Bill Kristol is doing a great job. Israel is constantly under siege from the liberal media, of which the Jewish Journal has become a part.  

Chic Lippman

Century City


Bigotry in AJU Ad?

Imagine an ad by the Republican right with a picture of a group of Mexican immigrants and the question: “Will they be the only Americans in 100 years?” No question there would be calls of racism and bigotry. At the lead would be liberal Jewish groups. 

The ad in the inside front cover of the Jewish Journal by American Jewish University (AJU) is no better (Jan. 25). We see the backs of two traditionally Orthodox Jews — large, round, black hats, payot, in a dark forbidding background. The headline: “Will they be the only Jews left in 100 years?” 

The message is clear: Ominous ultra-Orthodox are the future unless you support AJU, as it calls itself “a center for ingenuity and vision.”

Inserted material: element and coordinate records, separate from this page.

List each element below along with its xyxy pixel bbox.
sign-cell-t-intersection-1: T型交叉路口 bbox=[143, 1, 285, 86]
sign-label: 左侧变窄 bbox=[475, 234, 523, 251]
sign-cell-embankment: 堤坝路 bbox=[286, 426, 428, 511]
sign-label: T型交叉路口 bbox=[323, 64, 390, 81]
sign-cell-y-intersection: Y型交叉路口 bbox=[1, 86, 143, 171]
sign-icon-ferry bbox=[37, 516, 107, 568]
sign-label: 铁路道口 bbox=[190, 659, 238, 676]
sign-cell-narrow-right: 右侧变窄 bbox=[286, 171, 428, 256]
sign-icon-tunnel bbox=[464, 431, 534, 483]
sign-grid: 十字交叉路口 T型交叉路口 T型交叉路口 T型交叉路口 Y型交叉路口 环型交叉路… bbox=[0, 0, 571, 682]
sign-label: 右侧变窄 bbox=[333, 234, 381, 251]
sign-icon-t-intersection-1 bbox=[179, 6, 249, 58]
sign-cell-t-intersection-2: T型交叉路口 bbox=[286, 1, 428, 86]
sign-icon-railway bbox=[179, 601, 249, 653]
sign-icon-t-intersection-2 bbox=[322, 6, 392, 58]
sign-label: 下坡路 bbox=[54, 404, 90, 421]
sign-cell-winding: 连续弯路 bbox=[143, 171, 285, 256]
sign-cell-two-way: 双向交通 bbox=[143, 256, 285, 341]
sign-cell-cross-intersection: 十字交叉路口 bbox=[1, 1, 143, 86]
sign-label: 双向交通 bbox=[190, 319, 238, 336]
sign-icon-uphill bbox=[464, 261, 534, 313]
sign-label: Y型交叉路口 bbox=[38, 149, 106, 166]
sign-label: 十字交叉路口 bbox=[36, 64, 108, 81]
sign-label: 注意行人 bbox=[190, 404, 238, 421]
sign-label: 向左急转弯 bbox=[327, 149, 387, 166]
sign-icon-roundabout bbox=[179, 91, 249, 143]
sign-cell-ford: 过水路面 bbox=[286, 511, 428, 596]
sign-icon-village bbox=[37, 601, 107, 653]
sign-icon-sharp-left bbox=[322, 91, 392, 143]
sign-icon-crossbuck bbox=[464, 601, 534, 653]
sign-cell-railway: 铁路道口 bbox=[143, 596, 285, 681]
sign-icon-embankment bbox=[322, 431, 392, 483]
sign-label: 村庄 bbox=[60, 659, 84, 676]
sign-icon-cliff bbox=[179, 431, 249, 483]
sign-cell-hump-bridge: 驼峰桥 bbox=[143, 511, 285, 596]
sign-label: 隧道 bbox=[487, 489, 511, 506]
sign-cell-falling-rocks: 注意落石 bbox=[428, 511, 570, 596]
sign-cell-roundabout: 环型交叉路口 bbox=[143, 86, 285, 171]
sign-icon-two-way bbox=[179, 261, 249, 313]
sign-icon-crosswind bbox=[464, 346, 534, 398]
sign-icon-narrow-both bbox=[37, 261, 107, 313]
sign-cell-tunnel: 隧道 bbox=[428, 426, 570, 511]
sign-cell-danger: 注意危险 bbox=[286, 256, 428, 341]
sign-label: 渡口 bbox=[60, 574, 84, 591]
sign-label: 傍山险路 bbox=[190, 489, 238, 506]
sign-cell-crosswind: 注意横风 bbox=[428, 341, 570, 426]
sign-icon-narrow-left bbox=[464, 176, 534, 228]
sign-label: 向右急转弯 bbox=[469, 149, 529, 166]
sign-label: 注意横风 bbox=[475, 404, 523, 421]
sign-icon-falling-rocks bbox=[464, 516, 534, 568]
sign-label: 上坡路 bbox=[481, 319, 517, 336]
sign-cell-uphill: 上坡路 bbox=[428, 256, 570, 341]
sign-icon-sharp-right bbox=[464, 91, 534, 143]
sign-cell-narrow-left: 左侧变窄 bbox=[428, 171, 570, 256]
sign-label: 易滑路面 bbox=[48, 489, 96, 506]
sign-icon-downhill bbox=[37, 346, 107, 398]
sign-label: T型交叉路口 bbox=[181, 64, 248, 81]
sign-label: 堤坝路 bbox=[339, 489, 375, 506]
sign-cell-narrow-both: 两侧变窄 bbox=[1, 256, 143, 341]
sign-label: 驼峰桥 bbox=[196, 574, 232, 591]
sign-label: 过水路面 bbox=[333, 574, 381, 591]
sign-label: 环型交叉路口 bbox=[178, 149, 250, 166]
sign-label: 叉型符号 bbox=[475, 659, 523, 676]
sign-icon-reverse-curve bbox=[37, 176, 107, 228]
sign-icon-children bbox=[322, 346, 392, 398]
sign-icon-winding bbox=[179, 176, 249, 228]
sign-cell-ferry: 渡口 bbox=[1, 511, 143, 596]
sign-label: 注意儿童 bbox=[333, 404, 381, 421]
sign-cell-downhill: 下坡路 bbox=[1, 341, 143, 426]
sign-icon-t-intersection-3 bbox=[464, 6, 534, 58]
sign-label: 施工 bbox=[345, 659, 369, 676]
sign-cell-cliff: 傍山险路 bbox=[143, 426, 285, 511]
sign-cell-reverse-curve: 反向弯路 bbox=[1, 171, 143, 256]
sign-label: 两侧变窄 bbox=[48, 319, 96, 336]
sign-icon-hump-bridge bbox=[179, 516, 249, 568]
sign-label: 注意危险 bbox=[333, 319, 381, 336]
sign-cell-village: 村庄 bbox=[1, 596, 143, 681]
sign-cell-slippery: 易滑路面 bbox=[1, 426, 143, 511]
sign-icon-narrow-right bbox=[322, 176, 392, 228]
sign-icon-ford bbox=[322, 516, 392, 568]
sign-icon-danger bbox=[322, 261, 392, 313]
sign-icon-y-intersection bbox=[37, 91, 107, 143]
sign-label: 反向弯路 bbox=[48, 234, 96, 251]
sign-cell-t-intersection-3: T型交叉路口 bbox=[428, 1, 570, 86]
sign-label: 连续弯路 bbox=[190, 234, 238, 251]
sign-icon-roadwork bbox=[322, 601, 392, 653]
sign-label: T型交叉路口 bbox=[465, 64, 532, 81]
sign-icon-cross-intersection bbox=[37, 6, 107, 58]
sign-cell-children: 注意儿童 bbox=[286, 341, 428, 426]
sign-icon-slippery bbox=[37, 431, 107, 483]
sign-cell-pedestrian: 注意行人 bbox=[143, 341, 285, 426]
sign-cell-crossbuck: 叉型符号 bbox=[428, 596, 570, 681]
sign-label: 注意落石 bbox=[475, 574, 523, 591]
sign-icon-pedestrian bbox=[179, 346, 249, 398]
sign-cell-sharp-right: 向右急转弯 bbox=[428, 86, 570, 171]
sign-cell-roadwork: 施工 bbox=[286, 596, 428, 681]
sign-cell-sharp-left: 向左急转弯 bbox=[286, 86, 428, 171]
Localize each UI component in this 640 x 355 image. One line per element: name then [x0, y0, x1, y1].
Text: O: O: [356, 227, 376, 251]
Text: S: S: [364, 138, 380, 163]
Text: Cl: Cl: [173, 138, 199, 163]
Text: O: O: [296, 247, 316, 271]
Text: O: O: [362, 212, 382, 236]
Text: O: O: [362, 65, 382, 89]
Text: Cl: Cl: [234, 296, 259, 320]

AJU’s advertising is degrading and divisive. Its fear-based message fails to reflect the values of pluralism that AJU claims it aspires to instill in its students. 

Rabbi David Eliezrie

President, Rabbinical Council of Orange County

 

As a Modern Orthodox Jew and student at an Orthodox high school, I find American Jewish University’s (AJU) ad inflammatory and distasteful. AJU claims “education demands innovation.” I suggest looking to the Orthodox movement as a positive role model that promotes cross-denominational dialogue and interaction, philanthropy and community service, and commitment to morals and mitzvot

Since Judaism is not “one size fits all,” let us all be committed to working together, learning from each other and recognizing the contributions all Jewish denominations make to the “American Jewish scene.”

Sigal Spitzer, 10th grade

Shalhevet High School

 

American Jewish University President Dr. Robert Wexler responds:

Naturally, we are saddened by the prospect that anyone would see a picture of two Chasidic men peacefully davening and label it “ominous” or “insulting,” especially when the text of the ad speaks of the “remarkable resurgence of Orthodoxy.” After World War II, the expectation was that Orthodoxy could not survive the blow it had sustained during the Holocaust — but quite miraculously, it did just that. Now we are told that assimilation and intermarriage will spell the end of non-Orthodox forms of Judaism. The ad is intended to challenge all of us to defy sociological predictions, as Orthodoxy did so successfully, and to work to ensure the future of a vibrant American Jewish community. At AJU, we engage and celebrate all of the streams within Jewish life, Orthodoxy included!